Les plus riches nations se sont lancées dans la course à l’espace sans davantage se définir une autre ligne de conduite que celle du profit, de la domination militaire et économique, des avancées technologiques et de leurs retombées commerciales. À l’heure où la Chine fait main basse sur la plupart des richesses de la planète, Mars à son tour fait l’objet de toutes ses convoitises. Comment contenir l’appétit de près d’un milliard et demi d’individus avides de progrès technologiques, de confort, de luxe et de consommation ? Pour autant, et quand bien même ses moyens soient démesurés, la Chine ne rattrapera jamais seule plus de 70 ans de conquête spatiale et d’expériences acquises dans ce domaine par les autres grandes nations historiquement impliquées dans la course.

C’est heureux car cela sous-entend que pour avoir leur part du gâteau spatial, il faudra bien que les États, à l’instar de la Chine, se joignent les uns aux autres pour pouvoir progresser. L’aventure spatiale n’est en aucun cas une aventure en solitaire. La réussite de l’ISS depuis plus de vingt ans en est le plus bel exemple. Et plus les objectifs seront ambitieux et coûteux en moyens, plus la nécessité de s’unir pour les atteindre s’imposera comme une évidence.

À l’échelle du vieux continent, ce n’est pas tant parce que les pays européens étaient en paix que l’Europe des nations a pût naître en 1950, mais bien parce que la CEE s’est construite que les pays qui la constituaient ont vu leurs relations se pacifier.
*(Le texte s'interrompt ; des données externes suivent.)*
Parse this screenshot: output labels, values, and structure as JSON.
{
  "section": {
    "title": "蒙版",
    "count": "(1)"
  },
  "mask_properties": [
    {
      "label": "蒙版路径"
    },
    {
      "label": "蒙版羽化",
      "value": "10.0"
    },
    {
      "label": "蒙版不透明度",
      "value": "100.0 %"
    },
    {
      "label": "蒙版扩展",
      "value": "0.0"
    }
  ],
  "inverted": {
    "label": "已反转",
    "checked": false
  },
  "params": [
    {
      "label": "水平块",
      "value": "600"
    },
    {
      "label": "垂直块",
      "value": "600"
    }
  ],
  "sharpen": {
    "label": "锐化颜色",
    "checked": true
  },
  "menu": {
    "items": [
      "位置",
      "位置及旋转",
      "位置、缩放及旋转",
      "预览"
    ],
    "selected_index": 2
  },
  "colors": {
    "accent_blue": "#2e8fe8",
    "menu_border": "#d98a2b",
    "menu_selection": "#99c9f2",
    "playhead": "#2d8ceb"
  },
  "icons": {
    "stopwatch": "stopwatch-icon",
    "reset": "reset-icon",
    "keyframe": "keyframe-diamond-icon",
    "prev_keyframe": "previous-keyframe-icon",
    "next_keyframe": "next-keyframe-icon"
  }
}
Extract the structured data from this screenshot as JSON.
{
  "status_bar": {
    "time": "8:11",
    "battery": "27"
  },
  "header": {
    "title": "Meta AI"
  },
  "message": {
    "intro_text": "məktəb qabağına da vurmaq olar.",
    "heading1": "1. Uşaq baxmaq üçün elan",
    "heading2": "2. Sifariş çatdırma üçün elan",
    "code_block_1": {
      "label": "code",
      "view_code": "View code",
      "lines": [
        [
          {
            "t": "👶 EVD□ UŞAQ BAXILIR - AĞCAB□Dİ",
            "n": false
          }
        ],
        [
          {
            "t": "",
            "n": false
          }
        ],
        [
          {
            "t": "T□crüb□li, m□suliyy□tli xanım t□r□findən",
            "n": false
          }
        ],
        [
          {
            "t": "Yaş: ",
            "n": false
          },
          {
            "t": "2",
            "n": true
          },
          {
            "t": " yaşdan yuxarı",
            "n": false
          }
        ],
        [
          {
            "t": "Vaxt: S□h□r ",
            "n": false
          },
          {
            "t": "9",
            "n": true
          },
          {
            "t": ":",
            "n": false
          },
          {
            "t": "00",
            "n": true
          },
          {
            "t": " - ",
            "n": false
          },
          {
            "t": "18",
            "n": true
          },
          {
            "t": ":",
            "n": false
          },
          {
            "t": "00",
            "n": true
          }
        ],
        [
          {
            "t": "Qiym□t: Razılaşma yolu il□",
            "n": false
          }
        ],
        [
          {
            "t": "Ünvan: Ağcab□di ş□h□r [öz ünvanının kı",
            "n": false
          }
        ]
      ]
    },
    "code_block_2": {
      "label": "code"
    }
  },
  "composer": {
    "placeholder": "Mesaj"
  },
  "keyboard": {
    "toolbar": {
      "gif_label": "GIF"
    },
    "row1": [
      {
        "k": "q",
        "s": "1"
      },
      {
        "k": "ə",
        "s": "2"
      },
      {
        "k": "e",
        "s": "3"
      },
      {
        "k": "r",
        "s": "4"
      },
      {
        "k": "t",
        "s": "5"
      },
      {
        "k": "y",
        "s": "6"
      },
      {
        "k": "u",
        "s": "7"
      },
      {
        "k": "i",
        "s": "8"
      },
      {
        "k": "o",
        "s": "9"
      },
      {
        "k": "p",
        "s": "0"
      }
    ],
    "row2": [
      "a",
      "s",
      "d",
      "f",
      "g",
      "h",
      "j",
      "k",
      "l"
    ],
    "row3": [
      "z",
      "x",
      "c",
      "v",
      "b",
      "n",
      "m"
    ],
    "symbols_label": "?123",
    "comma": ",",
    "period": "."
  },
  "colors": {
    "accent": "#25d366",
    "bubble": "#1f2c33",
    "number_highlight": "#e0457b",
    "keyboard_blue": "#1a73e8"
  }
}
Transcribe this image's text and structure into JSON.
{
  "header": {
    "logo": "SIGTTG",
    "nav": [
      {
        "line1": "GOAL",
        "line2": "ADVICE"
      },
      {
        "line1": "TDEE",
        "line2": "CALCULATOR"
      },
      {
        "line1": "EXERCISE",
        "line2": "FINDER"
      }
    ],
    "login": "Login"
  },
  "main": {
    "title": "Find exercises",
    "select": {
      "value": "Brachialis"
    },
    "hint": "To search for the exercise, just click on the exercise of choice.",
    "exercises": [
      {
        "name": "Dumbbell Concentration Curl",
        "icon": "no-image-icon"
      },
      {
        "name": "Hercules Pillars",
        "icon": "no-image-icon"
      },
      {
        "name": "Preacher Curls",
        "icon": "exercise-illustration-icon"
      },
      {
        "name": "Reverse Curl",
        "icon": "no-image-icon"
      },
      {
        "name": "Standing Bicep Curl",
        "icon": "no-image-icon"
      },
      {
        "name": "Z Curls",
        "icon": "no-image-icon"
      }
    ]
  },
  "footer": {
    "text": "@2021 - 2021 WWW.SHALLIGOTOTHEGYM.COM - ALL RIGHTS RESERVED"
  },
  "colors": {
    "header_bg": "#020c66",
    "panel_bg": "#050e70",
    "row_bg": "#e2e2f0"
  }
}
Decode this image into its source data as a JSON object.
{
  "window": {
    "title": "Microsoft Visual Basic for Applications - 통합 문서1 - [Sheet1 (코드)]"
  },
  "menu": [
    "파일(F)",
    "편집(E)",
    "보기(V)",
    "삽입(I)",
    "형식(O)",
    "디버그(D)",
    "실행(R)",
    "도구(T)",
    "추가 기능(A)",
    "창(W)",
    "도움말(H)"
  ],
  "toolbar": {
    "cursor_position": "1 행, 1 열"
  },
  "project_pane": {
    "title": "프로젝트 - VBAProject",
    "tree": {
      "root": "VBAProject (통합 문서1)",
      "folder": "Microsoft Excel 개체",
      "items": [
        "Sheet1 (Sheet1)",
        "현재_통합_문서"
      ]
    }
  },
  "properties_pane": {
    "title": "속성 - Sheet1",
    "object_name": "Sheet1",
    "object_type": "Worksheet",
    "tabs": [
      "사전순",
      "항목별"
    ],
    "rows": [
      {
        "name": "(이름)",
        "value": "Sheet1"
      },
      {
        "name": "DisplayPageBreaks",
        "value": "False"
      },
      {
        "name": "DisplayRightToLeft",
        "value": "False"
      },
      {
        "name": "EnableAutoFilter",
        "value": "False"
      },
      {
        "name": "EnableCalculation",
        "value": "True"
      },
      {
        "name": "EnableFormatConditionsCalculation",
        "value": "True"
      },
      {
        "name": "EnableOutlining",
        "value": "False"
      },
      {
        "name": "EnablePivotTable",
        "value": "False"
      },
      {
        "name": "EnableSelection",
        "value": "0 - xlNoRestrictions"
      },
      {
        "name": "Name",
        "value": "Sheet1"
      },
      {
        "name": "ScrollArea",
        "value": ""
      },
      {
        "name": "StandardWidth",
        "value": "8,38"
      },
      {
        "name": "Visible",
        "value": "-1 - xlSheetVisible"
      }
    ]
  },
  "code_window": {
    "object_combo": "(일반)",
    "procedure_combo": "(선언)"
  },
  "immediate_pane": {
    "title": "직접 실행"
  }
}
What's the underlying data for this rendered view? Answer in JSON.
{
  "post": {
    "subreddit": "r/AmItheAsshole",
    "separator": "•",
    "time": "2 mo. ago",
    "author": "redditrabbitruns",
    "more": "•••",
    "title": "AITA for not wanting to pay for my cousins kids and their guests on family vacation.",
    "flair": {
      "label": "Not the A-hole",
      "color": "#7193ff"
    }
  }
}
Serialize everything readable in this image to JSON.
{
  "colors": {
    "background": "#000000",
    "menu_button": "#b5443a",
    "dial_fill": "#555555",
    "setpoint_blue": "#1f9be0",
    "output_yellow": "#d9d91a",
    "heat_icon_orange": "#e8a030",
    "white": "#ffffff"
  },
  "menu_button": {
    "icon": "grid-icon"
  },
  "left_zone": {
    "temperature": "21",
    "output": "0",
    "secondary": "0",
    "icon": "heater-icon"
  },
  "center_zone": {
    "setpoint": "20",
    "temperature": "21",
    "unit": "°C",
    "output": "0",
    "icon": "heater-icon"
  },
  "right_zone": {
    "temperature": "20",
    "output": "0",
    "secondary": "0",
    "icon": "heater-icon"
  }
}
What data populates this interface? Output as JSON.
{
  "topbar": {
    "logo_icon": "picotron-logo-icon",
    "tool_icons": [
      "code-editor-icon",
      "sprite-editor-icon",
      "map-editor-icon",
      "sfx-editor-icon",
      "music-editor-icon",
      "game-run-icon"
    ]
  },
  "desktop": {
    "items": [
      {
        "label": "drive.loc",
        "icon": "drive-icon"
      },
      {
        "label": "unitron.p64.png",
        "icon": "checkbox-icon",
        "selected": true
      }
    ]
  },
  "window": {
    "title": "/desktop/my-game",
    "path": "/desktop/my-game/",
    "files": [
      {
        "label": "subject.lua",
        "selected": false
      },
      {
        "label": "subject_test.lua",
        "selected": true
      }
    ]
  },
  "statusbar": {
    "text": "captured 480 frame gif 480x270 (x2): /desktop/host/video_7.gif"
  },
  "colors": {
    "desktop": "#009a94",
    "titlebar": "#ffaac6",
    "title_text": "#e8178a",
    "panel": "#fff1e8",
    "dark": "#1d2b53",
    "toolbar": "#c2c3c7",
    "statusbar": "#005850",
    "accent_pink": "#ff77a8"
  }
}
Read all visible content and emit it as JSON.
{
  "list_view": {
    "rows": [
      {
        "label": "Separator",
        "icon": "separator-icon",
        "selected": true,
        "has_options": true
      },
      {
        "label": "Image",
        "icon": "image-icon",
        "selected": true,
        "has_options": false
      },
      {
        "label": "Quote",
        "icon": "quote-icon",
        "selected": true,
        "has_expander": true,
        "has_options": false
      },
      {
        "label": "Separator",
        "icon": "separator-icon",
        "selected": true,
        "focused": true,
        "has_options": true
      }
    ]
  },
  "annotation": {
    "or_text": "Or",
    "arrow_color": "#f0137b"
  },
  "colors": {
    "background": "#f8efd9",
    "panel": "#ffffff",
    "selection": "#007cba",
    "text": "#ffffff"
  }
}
On peut logiquement supposer que la nécessité pour les différentes nations de s’unir en vue d’atteindre les grands objectifs de la conquête spatiale les portera naturellement à apaiser leurs relations par la mise en commun de leurs forces de création, de réflexion et de travail. Forme de symbiose d’un niveau supérieur pour une espèce qui, pensant trouver des réponses au-delà des limites de sa planète mère, aura pour le coup fait un pas de géant vers l’accomplissement de son humanité.